Но почему ты не пишешь? Я понимаю, что у тебя нет времени, но хоть строчку, хоть два слова ты ведь можешь написать? Вот уже скоро месяц, как от тебя ничего нет. А мне кажется, что прошло уже не тридцать, а триста дней… Нет, ты не представляешь, что это значит — ждать так долго!..»
Незаметно Юрий пролистал почти всю тетрадь. Оставались последние несколько торопливо исписанных страничек. Но их он не успел прочитать. Включился аппарат громкоговорящей связи, и голос оперативного дежурного произнес:
— Горностай!
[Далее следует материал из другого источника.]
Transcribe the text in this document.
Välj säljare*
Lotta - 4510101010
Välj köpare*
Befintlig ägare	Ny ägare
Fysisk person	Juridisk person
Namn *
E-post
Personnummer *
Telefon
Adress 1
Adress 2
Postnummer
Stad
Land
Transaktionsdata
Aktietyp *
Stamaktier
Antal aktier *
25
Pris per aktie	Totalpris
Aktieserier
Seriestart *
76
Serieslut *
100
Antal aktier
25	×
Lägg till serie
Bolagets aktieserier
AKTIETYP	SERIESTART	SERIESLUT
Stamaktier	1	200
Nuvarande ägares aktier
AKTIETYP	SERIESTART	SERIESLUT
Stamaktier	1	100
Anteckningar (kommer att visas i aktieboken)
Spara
Включить станцию!
И сразу же загрохотали пущенные на полную мощность дизели, в аппаратной загудели вентиляторы, защелкали реле, вспыхнули первые сигнальные лампочки. Станция точно шевельнулась, точно вздохнула облегченно после долгой немоты.
Юрий отложил тетрадь. Впрочем, он и так отлично помнил, что там, на последних страницах. Это письмо он переписывал четыре раза. Сначала написал длинное и злое, полное упреков и разных предположений. Но не отправил его, а тут же написал еще одно — совсем коротенькое, всего несколько слов: «Почему ты не пишешь? Почему? Почему? Почему?» И сразу подумал, что ведь он ничего не знает, может быть, Оля больна; может быть, что-нибудь случилось, а тут еще он со своими требованиями… И тогда появилось третье письмо — простое и мягкое. Его Юрий переписал еще разок и отправил…
…На маленьких контрольных экранах осциллографов запрыгали, затрепетали зеленые стремительные змейки, и большой оранжевый экран тоже ожил, наливаясь изнутри светом. Не давая ему погаснуть, точно стрелка огромного секундомера, побежал по кругу узкий луч.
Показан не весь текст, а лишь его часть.